Puede que recuerde haber mirado sus manos después del baño cuando era pequeño, intrigado por cómo sus pequeñas y suaves manos se habían transformado en un par de arrugas. «Mira mamá, tengo las manos de la abuela», habrás dicho.
Durante siglos, los «dedos arrugados», o lo que los científicos llaman arrugas por inmersión en agua, fueron un misterio. Nadie sabía exactamente cómo se producía ni por qué. Muchos científicos atribuían las arrugas a la ósmosis, afirmando que la piel se encharcaba. Sin embargo, dos recientes e importantes observaciones han desvirtuado esta respuesta común. En primer lugar, las arrugas por inmersión en agua sólo se producen en dos lugares del cuerpo: las manos y los pies. En segundo lugar, cuando se corta un nervio concreto, la piel deja de arrugarse tras la exposición al agua. La selectividad de las arrugas por inmersión en agua y la conexión con el sistema nervioso sugieren otra respuesta más compleja.

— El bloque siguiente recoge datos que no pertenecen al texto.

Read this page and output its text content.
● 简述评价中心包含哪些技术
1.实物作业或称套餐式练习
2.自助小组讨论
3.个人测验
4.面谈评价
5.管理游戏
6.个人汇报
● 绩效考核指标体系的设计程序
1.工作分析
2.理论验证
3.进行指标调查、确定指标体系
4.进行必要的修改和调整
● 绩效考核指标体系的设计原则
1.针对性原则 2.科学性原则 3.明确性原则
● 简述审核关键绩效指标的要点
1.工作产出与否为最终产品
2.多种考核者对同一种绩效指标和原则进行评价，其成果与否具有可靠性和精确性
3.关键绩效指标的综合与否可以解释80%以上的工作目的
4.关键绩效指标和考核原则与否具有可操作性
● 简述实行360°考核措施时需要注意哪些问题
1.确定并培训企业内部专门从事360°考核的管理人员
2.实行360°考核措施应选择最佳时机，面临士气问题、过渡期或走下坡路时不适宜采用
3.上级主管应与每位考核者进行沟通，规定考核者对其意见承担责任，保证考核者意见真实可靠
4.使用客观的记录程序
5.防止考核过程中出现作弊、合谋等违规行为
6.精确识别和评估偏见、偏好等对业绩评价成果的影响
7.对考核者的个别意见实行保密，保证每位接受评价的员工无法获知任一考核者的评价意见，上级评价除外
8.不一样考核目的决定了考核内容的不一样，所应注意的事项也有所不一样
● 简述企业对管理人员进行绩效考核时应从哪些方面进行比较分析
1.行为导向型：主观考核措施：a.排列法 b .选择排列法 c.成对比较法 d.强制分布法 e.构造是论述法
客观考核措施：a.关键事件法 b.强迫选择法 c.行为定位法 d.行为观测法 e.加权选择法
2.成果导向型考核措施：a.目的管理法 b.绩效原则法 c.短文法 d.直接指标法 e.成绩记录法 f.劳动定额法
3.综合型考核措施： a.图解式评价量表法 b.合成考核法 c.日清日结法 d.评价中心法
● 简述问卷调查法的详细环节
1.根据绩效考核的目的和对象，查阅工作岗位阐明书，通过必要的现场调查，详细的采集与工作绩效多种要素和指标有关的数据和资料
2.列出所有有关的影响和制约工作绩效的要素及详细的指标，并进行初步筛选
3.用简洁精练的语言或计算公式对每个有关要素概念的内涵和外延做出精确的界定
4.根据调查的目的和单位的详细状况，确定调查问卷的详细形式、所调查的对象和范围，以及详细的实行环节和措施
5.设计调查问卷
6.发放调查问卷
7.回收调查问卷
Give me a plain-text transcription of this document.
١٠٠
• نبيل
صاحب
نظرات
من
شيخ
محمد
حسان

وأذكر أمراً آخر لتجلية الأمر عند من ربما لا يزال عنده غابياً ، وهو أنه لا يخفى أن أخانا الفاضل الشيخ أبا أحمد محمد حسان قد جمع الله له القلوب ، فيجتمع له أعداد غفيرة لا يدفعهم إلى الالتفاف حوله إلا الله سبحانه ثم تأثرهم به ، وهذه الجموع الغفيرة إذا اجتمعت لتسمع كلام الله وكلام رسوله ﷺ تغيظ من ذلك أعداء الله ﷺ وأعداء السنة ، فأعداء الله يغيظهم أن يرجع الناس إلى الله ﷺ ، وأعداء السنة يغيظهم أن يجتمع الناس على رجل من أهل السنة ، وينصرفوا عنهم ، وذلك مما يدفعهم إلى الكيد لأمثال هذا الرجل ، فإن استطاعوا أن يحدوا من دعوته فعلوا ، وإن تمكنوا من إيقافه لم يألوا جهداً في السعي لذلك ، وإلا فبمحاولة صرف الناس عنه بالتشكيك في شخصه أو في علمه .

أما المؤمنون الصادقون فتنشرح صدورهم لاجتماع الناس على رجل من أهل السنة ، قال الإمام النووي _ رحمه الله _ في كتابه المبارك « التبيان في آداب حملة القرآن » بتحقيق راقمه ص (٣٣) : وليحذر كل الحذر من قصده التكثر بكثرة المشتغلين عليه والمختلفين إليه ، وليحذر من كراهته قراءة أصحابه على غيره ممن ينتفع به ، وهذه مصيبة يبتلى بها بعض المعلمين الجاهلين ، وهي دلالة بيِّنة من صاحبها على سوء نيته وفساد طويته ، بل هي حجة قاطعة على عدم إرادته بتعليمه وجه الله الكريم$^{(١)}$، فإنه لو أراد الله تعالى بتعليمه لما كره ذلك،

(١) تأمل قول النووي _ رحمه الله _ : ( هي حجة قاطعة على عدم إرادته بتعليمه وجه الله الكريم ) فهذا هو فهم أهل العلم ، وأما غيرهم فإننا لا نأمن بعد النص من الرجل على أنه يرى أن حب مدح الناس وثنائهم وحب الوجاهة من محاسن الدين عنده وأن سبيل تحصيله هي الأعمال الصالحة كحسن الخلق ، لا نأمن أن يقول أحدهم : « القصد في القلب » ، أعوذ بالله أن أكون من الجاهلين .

En 2003, el neurólogo Einar Wilder-Smith descubrió que la arruga por inmersión en agua está impulsada por la constricción de los vasos sanguíneos. Descubrió que cuando el agua se difunde a través de las glándulas sudoríparas de las manos y los pies, la concentración de iones en el tejido de la piel cambia y esto desencadena un reflejo que constriñe ciertos vasos. Cuando estos vasos se contraen, aparecen las arrugas.
¿Podría este curioso fenómeno tener una finalidad? Al observar que los surcos que se forman en nuestros dedos se asemejan mucho a las «bandas de rodadura de los neumáticos», el neurobiólogo Mark Changizi postuló que estas arrugas hacen que nuestras manos se agarren mejor a los objetos, de forma parecida a como las bandas de rodadura de los neumáticos hacen que los coches se agarren mejor al canalizar el agua. De hecho, un estudio de 2013 descubrió que el arrugamiento permitía a las personas manejar objetos mojados más rápidamente. La magnitud de la ventaja que supuso para nuestros antepasados su adaptación a su hábitat natural sigue siendo objeto de futuras investigaciones.